Recently, Facebook celebrated 10 years online by creating the “A Look Back” feature. This specialized web page pulls images, posts, status updates, relationship changes, and a number of other data types from your public profile, and compiles them into a cute video, all with a catchy tune and cued transitions. Anyone can access and their share their videos, which cover all of their time on Facebook.

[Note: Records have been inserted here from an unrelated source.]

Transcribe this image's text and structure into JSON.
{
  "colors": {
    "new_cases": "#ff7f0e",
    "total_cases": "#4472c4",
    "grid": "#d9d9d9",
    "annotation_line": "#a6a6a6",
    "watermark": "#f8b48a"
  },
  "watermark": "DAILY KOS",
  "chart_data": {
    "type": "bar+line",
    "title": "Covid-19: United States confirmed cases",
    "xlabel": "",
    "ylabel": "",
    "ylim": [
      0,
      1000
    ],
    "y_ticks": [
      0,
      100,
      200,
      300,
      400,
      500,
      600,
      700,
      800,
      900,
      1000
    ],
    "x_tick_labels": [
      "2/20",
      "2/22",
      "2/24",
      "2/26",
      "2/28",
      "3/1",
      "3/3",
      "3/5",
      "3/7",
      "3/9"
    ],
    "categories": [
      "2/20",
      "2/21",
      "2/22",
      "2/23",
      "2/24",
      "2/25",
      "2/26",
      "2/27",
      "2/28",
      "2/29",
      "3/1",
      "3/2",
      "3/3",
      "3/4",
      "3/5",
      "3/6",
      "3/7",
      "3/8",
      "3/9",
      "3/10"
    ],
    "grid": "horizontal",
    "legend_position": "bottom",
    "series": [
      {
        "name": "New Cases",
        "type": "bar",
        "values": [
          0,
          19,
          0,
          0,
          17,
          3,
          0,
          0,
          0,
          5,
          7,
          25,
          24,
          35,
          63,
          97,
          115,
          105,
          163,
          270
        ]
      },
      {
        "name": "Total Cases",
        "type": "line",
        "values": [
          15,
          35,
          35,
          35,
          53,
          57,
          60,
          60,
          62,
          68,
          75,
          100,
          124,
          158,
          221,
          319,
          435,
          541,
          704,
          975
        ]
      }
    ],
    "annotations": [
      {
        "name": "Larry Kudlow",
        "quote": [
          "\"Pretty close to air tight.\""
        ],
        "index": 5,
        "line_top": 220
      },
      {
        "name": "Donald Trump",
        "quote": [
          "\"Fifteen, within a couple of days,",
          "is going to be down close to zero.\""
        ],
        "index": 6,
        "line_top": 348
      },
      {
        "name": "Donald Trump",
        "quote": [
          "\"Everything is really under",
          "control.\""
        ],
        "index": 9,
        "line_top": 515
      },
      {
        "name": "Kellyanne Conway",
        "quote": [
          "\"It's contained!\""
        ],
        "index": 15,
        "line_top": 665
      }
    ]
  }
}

Facebook is not the first developer to create tools allowing people to sort through their social media data. Applications such as My Year in Status can also pull together the massive amounts of data stored on your Facebook profile. Websites such as Storify allow you to go one step further, uniting content from multiple social media outlets into a single “story.” All of these sites demonstrate our interest in reviewing our own recent history, as well as the history of those around us. These tools are popular not only with people, but also with corporations and organizations. The White House even has a Storify story for the Affordable Care Act, which you can find here.
My curiosity leads me to wonder how these tools and applications will become helpful to future researchers, biographers, and genealogists, who will have access to an almost limitless pool of information and metadata about a large cross-section of the population. Any kind of data reviewing tool could possibly be developed into a better, more efficient form of sorting through social media information, and the software that ultimately can organize, sort, and (most importantly) preserve this information will be extremely successful.
As people enjoy the benefits of cute and playful applications combining huge aggregates of data, information specialists and digital archivists should be looking towards the future task of preserving and interpreting the immense banks of metadata recorded through the digital time-capsules that are social media sites.